Use real-world examples:When writing your cover letter, don’t just stick to your qualifications. Share real-world examples of how you’ve tackled security issues or vulnerabilities. This gives the hiring team at London Gov insight into your practical problem-solving abilities and makes your application memorable.
Demonstrate your passion for cybersecurity:Cybersecurity is an ever-evolving field, so show us that you’re always learning! Mention any recent courses, webinars, or industry events you’ve attended. This not only exhibits your enthusiasm but also signals to London Gov that you’re committed to staying ahead in the game.
How to prepare for a job interview at London Gov
✨Sharpen Your Technical Skills
For a role in cybersecurity, it’s essential to be up-to-date with the latest tools and techniques. Brush up on your knowledge of firewalls, intrusion detection systems, and vulnerability assessment tools. Be ready to discuss specific scenarios where you’ve applied these skills, as hands-on experience can really set us apart in interviews.
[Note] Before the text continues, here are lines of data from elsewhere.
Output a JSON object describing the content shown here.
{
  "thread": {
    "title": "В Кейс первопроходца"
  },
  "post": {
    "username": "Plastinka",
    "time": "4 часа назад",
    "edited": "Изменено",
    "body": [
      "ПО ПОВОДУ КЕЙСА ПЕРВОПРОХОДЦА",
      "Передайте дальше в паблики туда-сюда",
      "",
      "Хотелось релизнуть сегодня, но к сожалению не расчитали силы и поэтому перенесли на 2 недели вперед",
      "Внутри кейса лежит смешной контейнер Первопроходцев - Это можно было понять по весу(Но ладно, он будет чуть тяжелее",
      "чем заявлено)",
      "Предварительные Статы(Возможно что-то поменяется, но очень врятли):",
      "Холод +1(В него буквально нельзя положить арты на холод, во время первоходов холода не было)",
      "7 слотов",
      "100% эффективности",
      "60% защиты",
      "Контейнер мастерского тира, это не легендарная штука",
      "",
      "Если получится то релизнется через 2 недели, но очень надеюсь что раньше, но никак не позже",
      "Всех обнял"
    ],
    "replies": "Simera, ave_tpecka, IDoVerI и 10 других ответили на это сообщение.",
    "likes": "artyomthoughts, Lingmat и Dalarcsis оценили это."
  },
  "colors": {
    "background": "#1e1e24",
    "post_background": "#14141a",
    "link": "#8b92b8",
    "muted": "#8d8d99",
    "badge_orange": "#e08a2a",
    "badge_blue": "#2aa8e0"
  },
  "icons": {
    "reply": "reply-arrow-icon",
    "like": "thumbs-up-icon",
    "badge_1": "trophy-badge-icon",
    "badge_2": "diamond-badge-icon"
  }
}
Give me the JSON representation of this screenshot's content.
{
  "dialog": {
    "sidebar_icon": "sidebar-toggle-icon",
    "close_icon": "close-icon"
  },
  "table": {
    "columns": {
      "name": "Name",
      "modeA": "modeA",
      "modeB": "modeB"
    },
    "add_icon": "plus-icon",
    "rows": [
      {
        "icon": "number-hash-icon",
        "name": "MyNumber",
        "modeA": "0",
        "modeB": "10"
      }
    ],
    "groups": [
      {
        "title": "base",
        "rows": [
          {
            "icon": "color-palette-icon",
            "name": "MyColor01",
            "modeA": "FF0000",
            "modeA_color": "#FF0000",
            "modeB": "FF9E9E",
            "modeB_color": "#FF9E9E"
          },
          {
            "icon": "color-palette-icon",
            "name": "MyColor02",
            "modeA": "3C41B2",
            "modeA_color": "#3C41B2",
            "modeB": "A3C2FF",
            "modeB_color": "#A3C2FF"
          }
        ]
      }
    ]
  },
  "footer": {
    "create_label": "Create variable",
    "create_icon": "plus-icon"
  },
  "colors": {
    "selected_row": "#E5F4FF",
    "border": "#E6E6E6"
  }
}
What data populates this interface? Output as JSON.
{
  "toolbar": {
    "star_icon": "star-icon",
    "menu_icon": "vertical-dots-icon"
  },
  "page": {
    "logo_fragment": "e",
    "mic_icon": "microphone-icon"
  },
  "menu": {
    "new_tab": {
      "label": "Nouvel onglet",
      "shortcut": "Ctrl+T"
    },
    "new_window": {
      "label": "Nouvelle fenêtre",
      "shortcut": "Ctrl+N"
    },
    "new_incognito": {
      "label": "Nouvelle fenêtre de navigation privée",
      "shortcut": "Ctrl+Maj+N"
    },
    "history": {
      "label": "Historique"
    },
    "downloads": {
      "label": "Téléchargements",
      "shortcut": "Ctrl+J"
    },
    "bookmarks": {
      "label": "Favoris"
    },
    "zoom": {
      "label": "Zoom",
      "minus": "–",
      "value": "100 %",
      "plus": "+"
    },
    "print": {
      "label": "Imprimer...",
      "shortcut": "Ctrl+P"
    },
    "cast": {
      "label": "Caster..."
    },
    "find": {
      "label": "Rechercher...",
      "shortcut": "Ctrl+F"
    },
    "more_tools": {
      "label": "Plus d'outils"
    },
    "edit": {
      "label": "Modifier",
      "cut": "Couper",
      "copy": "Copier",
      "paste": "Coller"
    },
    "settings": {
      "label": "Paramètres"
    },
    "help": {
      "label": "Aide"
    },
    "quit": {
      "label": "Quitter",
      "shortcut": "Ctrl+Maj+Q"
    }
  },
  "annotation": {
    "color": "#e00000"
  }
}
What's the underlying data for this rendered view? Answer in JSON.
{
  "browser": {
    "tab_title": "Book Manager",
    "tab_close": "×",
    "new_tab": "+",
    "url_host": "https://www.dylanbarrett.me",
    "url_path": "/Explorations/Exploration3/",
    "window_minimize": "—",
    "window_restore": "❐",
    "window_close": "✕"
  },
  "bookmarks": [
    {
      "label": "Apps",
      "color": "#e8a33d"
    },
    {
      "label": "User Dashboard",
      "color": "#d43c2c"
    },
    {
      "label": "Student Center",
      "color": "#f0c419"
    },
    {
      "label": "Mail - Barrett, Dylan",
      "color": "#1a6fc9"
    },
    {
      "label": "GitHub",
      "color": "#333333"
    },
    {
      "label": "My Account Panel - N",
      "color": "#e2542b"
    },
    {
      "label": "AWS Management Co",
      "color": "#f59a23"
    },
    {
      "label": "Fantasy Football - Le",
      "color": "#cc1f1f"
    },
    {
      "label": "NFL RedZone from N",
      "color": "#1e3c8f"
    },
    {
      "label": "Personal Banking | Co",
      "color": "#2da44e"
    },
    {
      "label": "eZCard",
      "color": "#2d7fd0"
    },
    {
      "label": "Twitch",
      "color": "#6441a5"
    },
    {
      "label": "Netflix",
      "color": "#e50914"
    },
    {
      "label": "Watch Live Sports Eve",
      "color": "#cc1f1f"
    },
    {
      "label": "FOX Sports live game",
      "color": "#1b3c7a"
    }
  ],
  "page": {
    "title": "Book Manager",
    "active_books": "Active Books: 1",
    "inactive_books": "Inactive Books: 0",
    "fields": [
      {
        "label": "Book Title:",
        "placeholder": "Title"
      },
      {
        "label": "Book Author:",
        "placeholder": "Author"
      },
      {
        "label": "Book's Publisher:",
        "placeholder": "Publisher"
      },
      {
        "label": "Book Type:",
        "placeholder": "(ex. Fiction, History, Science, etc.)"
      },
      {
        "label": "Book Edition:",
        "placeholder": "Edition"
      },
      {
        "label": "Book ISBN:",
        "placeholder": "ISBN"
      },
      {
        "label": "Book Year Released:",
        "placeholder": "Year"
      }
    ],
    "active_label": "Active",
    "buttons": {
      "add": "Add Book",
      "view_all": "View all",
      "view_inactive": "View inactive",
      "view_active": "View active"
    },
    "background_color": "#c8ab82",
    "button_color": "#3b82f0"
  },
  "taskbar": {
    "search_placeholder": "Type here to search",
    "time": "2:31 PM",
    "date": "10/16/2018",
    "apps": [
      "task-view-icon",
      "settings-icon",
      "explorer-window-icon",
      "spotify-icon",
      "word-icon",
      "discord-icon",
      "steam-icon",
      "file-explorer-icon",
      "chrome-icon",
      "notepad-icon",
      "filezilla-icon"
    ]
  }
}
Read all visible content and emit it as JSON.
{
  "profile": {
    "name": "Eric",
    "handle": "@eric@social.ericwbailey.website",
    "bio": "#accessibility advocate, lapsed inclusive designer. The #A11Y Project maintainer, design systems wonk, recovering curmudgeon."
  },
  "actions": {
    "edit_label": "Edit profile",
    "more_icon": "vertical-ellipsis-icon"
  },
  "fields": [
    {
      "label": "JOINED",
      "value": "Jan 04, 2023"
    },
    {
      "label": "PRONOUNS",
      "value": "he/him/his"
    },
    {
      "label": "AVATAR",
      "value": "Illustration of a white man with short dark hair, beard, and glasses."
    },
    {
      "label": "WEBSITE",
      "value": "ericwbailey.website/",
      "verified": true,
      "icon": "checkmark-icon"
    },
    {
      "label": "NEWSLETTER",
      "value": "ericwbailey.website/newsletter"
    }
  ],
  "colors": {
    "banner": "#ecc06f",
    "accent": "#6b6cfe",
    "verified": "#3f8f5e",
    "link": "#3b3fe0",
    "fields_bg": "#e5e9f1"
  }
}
✨Prepare for Scenario-Based Questions
Expect the interviewers at London Gov to throw in some hypothetical situations to see how you’d handle them. Think about common security breaches or incidents and be prepared to explain how you would respond. This not only shows your problem-solving skills but also your understanding of real-world cybersecurity challenges.
✨Highlight Your Certifications
Certifications like CompTIA Security+, CISSP, or CEH can give you a significant edge in a full-time role in cybersecurity. Make sure to mention these during your interview and be prepared to discuss what you learned through those certifications and how they relate to the position at London Gov.
✨Show Your Passion for Cybersecurity
Since you’re going for a full-time gig, showing genuine enthusiasm for the field can make all the difference. Share any personal projects, blogs, or communities you’re part of that relate to cybersecurity. This not only showcases your passion but also your commitment to staying engaged in this ever-evolving field.